By David Loh

Anticipation was high as we started up our boat in the capital, Male, and headed to Maldives’ remote northern Baa atoll. Our destination; the geologically unique Hanifaru Bay. The bay is so small that you could walk around the island in a ten-minute stroll. Every year, hundreds of manta rays and a handful of whale sharks gather for their annual feeding frenzy of plankton in July and August.

Baa Atoll was recently declared a UNESCO World Biosphere Reserve, and for reasons of conservation, word has it that the Maldives is likely to shut down Hanifaru Bay to divers. This season might just be the last chance to dive inside the bay. That’s where Tan Shung Sin, my colleague from the Singapore Global Pictures desk, and I ventured to capture images.

Thomas Peschak of the “Save Our Seas Foundation” made Hanifaru famous overnight when he shot the feeding frenzy in the summer of 2009 for National Geographic. Preparing for a topside news assignment is easy for me (I’ve been doing it for over 16 years with Reuters) but shooting underwater is a new ball game; and trying to make it into a multimedia project? Where do I start? How does one plan to cover an event like this?

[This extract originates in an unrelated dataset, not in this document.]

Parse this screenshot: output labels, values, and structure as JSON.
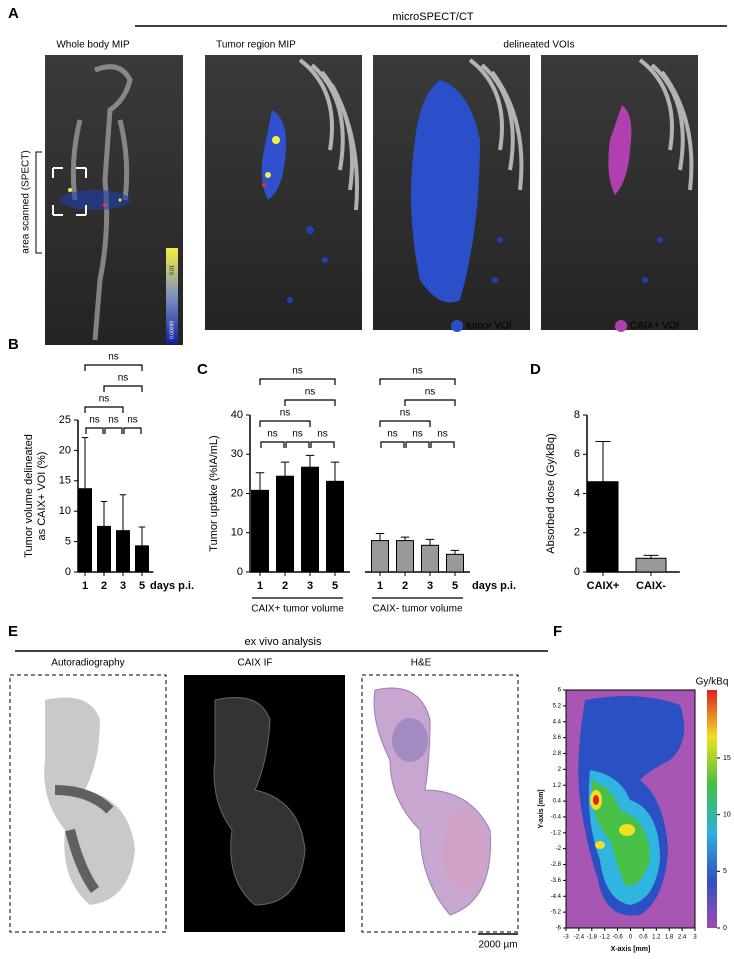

Home, for eight days, was on a live-aboard, the chartered luxurious 41m mega yacht cruiser “MV Mosaique” or the mother ship as we called it. Daily, a dive boat or ‘dhoni’’ as it is called in the Maldives, would take us out to the various diving points.

Mario, our very experience dive master, called the shot on the dive sites and dive times. Our request was for 100 mantas and 2 whale sharks! He did not disappoint – at least on the whale shark request.